Le Petit-Séminaire de Saint-Nicolas du Chardonnet (disparu vers 1900) photographié par Atget, d’où provient l’exemplaire présenté, remplacé aujourd'hui par la Maison de la Mutualité.



[1] Catalogue intitulé Presses privées. Imprimeries particulières et secrètes.

[2] Emmanuelle Toulet, Imprimeries privées françaises (XVe – XIXe siècles), choix d’ouvrages tirés de la collection du duc d’Aumale. Exposition présentée dans le Cabinet des livres du Château de Chantilly en 2002.

[3] Dans l’une de ses lettres, datée du 28 avril 1548, Cochlaeus dit au sujet de ce typographe : cui uxor est neptis mea, cf. Buschbell 1909, p. 815.

[4] cf Bruderschaftsbusch St. Viktor, Hessisches Staatsarchiv, Darmstadt Abt. C1 D, Nr. 35, fol. 7’, fol. 12’, cité par Karin Emmrich, St.
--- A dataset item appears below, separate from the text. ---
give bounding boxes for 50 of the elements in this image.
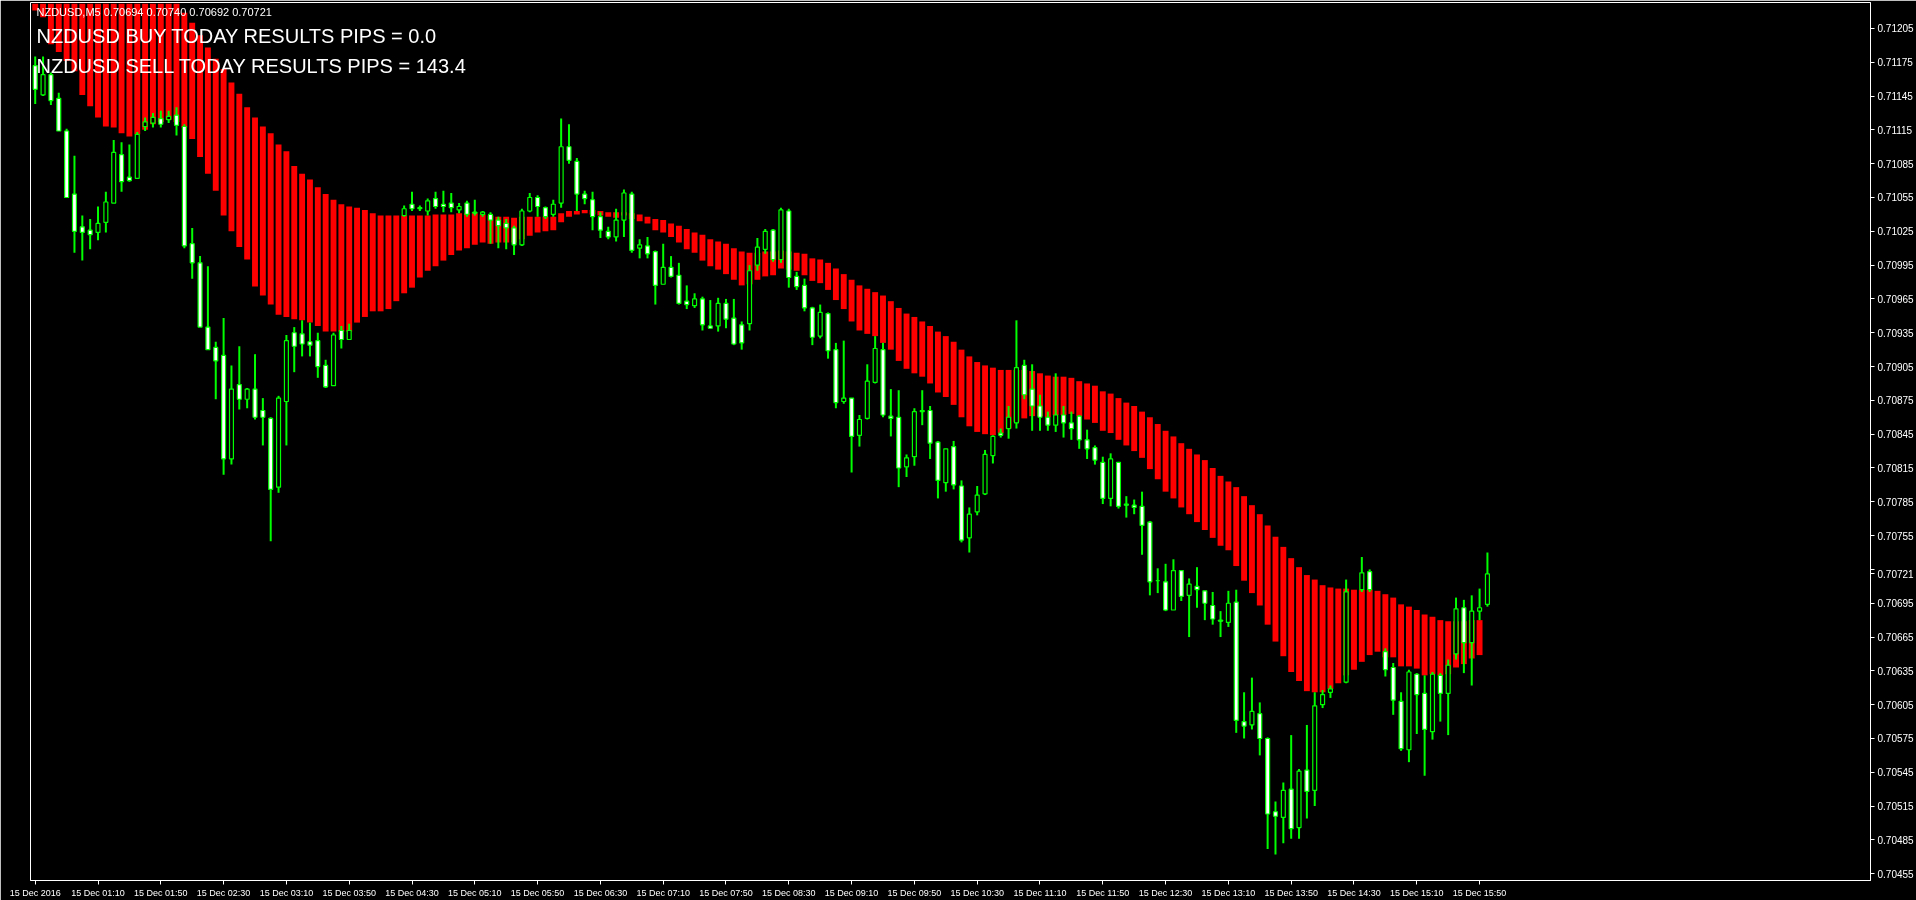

Viktor bei Mainz, der römische Pfründenmarkt und der frühe Buchdruck – Klerikerkarrieren im Umfeld Johannes Gutenbergs qui précise que la signature autographe de Gutenberg a été prélevée pour être gardée dans des archives spécifiques.

[5] In le Messager des sciences historiques de Belgique ..., Gand, 1842, Volume 4 p. 124 ;

[6] Cité par Prosper Marchand (p 11-17) dans son Histoire de la Typographie.

[7] Voir Braun, Guido. « Les cinq livres sur les ambassades » de Conrad Braun In : De l’ambassadeur : Les écrits relatifs à l’ambassadeur et à l’art de négocier du Moyen Âge au début du xixe siècle [en ligne]. Rome : Publications de l’École française de Rome, 2015 pp.

[8] Encore aujourd’hui la Bibl. de l’Université de Berkeley note : The additional works by K. Braun called for on t.p. do not appear in this and most other copies, except BM. Leur collation en [28], 358, [18], 69, [3] pages parait erronée car la marque d'imprimeur est à rattacher au premier ouvrage (Signatures : a*⁶, b*⁸, A-2G⁶, *⁸, [2d]A-F⁶.) Tandis que le nôtre se présente comme suit :  [28], 358, [2] - [16], 69, [2], [16], 69, [1]   pages ; - Signatures : a*⁶, b*⁸, A-2G⁶, *⁸, A-E⁶ F5.